Essentially: a button that when you press it kills the AI but instantly gives it reward equal to its expected discounted future reward. And to be clear, this is the AI's estimate of its expected discounted future reward, not some outside estimate.
(This is in the interest of asking dumb questions and learning in public. And I'm taking the specific narrow definition of corrigibility which is just an AI letting you turn it off.)

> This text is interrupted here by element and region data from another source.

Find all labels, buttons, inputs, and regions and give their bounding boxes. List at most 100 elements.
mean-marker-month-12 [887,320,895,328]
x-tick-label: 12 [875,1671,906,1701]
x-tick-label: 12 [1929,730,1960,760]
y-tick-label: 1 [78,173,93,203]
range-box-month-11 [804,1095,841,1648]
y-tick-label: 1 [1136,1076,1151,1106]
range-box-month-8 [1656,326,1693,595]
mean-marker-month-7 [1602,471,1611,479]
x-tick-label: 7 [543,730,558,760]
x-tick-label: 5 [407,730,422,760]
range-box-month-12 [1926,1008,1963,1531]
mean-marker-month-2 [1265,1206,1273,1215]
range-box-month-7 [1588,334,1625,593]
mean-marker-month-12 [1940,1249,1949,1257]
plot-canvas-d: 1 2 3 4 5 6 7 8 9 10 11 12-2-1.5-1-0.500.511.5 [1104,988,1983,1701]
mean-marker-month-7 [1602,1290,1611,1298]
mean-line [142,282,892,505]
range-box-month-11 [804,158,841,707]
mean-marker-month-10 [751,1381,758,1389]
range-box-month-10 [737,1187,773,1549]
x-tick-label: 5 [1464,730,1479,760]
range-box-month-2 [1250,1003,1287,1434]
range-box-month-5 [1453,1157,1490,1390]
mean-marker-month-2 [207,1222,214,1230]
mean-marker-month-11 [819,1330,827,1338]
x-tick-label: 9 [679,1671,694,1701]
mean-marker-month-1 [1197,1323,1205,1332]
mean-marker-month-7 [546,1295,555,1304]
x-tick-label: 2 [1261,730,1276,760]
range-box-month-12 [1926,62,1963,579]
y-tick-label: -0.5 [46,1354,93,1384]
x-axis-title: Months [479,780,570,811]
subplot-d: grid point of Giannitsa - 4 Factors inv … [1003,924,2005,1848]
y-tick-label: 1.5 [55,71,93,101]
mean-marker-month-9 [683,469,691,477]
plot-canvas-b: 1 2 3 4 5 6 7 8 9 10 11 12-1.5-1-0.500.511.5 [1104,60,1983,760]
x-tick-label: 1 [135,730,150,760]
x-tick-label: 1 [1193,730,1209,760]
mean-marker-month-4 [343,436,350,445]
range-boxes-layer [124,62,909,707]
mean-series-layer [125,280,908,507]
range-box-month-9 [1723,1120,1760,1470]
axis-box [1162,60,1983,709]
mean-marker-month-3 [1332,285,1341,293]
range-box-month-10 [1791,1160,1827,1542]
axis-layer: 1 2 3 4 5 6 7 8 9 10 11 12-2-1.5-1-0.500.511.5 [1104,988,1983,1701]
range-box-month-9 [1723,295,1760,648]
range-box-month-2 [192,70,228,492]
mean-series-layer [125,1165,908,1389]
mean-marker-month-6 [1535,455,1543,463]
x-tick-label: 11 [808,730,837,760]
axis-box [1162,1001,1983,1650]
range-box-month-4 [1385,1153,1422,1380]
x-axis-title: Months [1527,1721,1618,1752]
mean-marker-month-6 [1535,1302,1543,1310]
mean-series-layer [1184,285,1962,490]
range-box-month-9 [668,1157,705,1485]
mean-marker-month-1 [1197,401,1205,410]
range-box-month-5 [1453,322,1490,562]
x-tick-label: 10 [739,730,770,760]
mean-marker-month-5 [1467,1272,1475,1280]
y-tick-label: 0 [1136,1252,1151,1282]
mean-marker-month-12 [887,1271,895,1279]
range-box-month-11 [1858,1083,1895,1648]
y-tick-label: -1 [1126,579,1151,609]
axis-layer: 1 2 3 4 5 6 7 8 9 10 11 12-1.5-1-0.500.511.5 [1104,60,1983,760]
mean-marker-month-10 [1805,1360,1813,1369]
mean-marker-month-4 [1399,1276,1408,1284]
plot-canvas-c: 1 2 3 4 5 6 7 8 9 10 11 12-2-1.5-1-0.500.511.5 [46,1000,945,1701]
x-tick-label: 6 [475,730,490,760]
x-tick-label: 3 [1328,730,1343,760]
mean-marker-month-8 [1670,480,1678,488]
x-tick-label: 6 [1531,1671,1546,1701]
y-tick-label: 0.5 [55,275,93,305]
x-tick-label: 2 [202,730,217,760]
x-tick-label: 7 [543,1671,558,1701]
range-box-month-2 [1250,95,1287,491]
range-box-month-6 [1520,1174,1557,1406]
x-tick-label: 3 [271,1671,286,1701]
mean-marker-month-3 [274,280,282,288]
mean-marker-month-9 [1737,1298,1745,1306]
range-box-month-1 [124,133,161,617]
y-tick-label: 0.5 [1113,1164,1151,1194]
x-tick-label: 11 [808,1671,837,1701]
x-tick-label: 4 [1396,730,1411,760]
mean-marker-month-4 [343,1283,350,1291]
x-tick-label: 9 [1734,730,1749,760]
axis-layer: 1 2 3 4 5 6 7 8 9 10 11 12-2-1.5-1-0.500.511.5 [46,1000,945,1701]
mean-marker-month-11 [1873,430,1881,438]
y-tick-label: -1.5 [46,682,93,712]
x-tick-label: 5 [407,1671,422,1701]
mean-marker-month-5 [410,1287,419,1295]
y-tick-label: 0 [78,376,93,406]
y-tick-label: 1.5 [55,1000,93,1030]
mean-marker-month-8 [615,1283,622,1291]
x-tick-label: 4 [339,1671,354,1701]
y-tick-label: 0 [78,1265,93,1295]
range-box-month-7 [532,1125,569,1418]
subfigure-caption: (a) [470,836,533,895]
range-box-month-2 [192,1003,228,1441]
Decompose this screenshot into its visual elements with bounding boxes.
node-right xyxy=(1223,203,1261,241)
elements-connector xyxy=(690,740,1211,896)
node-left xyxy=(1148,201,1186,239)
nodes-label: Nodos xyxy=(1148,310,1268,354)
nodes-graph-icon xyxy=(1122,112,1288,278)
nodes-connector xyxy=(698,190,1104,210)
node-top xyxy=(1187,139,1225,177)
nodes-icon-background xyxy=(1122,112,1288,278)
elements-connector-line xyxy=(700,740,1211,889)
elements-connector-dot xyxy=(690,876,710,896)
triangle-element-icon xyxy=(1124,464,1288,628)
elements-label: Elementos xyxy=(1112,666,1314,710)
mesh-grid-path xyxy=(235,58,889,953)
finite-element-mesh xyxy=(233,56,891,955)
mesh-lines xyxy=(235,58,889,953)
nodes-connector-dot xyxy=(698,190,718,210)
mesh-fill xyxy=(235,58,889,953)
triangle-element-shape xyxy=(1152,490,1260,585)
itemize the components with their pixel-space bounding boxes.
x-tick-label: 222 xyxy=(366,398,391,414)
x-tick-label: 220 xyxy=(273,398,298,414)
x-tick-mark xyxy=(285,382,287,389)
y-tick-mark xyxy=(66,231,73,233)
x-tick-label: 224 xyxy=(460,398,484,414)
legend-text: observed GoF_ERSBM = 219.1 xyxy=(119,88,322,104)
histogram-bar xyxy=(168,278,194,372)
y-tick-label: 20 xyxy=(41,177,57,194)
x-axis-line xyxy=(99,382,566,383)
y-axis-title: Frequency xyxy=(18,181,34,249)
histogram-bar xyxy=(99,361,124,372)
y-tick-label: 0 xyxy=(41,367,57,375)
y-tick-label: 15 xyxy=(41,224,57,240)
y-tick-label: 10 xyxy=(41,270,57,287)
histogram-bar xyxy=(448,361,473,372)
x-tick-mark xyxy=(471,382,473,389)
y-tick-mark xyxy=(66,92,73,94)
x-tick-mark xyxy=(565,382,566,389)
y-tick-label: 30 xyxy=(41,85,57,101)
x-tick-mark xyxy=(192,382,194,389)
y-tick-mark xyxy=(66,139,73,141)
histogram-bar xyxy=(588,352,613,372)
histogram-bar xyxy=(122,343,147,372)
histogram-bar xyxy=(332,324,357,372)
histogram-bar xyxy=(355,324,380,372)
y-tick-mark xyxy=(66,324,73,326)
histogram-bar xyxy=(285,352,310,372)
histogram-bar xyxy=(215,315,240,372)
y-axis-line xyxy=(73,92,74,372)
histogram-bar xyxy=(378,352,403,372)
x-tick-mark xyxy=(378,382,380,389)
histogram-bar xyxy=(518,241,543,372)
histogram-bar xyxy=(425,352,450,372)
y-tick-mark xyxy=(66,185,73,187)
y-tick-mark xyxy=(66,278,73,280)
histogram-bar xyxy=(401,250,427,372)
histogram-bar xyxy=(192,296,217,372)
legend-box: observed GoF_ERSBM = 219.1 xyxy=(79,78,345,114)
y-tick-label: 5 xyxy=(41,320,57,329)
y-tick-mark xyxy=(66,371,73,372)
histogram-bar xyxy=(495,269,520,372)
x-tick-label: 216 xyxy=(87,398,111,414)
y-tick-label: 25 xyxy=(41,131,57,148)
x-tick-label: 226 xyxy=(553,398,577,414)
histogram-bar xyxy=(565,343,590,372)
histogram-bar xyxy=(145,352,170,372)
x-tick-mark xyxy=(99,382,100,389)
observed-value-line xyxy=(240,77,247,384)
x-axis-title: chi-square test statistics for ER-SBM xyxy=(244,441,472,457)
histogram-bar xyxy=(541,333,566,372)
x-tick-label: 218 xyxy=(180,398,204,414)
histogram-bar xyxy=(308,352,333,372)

Thoughts: I've heard Dr. Christiano mention things like "precisely balanced incentives" (which I think uses to describe the weaknesses of this and similar approaches), but I don't see why this would be particularly difficult to balance given that this number is just an explicit float inside many RL models. Some issues I do see:
- Such an agent would have no incentive to create corrigible child-agents
- Such an agent would have no incentive to preserve this property while self-modifying
But I am probably missing a bunch of other issues with this general approach? Responses in the form of links to relevant papers are welcome as well.
Thanks,
Raf
The point about agents in environment suggests that shutdown is not really about corrigibility, it's more of a test case (application) for corrigibility. If an agent can trivially create other agents in environment, and poses a risk of actually doing so, then shutting it down doesn't resolve that risk, so you'd need to take care of the more general problem first. Not creating agents in environment seems closer to the soft optimization side of corrigibility: preferring less dangerous cognition, not being an optimizer. The agent not contesting or assisting shutdown is still useful when the risk is not there or doesn't actually trigger, but it's not necessarily related to corrigibility, other than in the sense of being an important task for corrigible agents to support.